The State Department on Friday responded to Rep. Darrell Issa, R-Calif., who in March demanded an investigation into the department's Global Engagement Center (GEC) for awarding a $100,000 grant in 2021 to the Global Disinformation Index (GDI).
The letter said the State Department has no regrets over the taxpayer-backed award to GDI, which has given conservative website blacklists to advertisers to defund disfavored speech.

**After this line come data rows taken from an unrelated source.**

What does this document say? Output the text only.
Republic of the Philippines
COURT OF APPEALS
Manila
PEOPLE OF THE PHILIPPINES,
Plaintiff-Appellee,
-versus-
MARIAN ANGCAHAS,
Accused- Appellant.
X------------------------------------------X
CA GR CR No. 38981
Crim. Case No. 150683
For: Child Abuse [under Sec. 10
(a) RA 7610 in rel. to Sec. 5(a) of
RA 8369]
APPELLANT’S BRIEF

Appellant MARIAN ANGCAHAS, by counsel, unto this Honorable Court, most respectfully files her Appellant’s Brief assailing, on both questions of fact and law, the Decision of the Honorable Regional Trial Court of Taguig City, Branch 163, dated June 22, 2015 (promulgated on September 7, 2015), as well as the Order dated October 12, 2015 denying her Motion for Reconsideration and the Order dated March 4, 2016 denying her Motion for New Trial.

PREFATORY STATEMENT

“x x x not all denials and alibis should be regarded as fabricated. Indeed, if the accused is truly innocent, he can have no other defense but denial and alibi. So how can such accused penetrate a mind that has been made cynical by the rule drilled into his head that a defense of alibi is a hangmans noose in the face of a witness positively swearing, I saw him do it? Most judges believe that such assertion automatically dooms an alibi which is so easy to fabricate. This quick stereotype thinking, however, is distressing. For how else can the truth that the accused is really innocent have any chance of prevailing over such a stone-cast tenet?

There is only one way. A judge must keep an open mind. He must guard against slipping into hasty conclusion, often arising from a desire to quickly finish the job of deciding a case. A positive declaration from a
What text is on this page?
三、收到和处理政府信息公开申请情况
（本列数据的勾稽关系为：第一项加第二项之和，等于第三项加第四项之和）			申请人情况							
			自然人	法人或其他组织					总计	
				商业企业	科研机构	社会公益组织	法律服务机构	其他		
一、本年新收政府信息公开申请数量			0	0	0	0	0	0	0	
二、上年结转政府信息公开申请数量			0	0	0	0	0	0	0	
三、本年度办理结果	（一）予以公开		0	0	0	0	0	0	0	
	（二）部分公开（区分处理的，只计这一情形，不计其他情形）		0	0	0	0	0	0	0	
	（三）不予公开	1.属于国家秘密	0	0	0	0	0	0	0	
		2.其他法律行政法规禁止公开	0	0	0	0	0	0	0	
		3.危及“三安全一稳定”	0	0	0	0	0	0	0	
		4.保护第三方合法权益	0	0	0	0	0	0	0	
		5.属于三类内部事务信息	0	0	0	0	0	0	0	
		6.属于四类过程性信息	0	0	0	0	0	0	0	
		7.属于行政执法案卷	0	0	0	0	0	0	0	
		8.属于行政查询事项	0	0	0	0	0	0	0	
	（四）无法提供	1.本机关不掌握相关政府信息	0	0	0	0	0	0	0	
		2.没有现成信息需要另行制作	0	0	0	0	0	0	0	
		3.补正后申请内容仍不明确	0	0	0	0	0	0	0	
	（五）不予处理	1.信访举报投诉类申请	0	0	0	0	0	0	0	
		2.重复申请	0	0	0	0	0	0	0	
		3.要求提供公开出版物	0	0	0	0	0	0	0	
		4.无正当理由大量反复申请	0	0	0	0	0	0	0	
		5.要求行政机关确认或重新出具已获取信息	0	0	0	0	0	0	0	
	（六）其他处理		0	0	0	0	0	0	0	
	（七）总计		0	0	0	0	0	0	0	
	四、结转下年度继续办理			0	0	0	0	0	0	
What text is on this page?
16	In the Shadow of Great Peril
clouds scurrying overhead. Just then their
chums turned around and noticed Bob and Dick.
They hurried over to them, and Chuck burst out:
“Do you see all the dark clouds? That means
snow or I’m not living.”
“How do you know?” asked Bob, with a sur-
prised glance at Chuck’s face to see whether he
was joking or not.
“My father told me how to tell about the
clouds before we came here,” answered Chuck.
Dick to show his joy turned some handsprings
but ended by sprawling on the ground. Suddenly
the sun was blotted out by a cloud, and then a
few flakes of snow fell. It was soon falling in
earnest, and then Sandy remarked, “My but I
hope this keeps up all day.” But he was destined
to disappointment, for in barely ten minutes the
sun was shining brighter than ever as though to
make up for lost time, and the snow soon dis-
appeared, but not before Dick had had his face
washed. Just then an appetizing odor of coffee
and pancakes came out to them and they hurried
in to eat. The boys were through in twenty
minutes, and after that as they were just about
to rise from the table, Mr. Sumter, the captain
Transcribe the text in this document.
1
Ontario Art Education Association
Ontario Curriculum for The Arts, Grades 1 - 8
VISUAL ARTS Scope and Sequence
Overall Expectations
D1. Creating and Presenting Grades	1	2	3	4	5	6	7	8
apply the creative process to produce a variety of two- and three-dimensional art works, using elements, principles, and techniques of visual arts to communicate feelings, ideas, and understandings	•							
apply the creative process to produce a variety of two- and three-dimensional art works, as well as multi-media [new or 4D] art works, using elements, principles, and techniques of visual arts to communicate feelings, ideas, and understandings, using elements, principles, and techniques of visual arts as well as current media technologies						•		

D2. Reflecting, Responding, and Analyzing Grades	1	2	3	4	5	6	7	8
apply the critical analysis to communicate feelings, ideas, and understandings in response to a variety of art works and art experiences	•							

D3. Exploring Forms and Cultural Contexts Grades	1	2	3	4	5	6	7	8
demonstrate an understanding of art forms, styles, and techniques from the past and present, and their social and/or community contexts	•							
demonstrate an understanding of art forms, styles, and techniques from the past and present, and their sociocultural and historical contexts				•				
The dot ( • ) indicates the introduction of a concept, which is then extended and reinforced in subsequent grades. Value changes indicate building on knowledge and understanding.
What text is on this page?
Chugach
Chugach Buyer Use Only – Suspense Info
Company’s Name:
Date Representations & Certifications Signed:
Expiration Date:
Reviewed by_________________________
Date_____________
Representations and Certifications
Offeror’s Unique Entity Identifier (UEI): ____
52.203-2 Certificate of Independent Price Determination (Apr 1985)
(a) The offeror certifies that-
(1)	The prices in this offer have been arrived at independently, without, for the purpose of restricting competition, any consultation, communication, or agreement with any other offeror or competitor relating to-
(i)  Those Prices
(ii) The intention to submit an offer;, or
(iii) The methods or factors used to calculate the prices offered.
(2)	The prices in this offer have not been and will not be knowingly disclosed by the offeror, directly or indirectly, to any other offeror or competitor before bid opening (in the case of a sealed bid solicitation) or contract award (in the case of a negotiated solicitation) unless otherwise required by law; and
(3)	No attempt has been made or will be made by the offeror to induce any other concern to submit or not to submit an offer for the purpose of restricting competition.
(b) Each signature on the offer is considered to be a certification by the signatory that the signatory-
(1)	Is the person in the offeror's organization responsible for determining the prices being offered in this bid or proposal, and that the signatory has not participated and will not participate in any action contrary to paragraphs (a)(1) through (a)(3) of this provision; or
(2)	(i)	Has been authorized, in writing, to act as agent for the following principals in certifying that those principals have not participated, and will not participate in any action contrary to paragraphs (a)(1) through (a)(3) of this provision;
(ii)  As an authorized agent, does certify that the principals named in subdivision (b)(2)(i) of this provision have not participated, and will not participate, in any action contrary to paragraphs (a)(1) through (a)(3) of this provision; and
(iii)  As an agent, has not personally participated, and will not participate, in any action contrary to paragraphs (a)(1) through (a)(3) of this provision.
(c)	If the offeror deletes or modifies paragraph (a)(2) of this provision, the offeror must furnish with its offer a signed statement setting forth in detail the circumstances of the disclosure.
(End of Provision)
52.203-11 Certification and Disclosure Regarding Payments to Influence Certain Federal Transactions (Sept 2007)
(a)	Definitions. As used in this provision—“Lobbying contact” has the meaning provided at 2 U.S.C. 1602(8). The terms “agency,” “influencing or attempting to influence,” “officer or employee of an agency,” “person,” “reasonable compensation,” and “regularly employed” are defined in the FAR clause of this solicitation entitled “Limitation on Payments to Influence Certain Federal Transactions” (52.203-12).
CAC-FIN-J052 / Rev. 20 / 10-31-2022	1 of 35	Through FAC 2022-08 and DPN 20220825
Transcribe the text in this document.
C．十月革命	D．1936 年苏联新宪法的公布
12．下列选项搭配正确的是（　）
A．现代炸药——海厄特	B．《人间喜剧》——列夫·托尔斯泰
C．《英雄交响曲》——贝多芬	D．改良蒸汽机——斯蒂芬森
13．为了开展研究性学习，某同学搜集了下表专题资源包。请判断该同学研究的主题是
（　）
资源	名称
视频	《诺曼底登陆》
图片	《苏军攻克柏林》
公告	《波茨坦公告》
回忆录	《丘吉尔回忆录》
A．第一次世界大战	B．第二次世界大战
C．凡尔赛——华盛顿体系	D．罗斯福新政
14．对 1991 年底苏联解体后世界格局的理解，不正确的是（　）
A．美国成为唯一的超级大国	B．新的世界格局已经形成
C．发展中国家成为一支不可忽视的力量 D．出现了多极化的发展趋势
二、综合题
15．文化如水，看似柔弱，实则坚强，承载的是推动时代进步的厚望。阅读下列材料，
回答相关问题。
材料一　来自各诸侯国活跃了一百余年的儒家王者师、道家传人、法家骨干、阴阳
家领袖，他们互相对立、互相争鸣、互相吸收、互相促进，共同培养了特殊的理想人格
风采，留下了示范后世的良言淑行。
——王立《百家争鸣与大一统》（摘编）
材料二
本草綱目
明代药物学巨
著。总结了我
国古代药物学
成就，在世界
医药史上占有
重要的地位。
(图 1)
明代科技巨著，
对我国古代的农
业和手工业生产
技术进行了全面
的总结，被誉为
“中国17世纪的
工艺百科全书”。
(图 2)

It also made no mention of any ongoing grant review.
"It is disappointing but not surprising that the Biden State Department hasn't come close to offering a suitable explanation or corrective action for its role in the censorship of individual Americans and established conservative media," Issa told the Washington Examiner. "Make no mistake: Congress isn't done holding State accountable."
In March, Issa, who sits on the Judiciary and House Foreign Affairs committees, wrote to Secretary of State Antony Blinken and said that "censoring free speech must stop."
Issa pressured GEC over its grant to the GDI, which also received nearly $860,000 from the National Endowment for Democracy (NED) between 2020 to 2022.
NED is a government-funded nonprofit group that, in mid-February, announced it no longer would fund GDI.
Issa called on the State Department to "undertake a prompt and comprehensive inquiry into any grants, authorities, and policies" that may have been unlawfully "used to curtail the free expression of conservative and/or domestic media, and to take corrective measures as warranted by the results of such investigation," the Examiner reported.
In Friday's letter, written by Bureau of Legislative Affairs Assistant Secretary Naz Durakoglu, it was alleged that "some media outlets have reported that State Department funding may have been used to fund GDI's work in the United States" and called that "inaccurate."
The letter admitted that Issa "raises several important points concerning free speech and the principles of democracy, both of which are fundamental to the Department's representation of U.S. foreign policy and promotion of American ideals abroad," the Examiner reported.
The Examiner first reported in February 2022 that the GDI was awarded $100,000 through the government's U.S.-Paris Tech Challenge, which sought to "advance the development of promising and innovative technologies against disinformation and propaganda across the European Economic Area and the United Kingdom," according to the Atlantic Council, a think tank that partnered for the challenge.
Durakoglu's letter comes as Congress considers whether in 2024 it will reauthorize the GEC.
"The Global Engagement Center is making no case for its survival, and the State Department is making a strong case it should be canceled altogether," a source close to the House Foreign Affairs Committee told the Examiner. "Because it cannot be trusted to act in the nation's interest."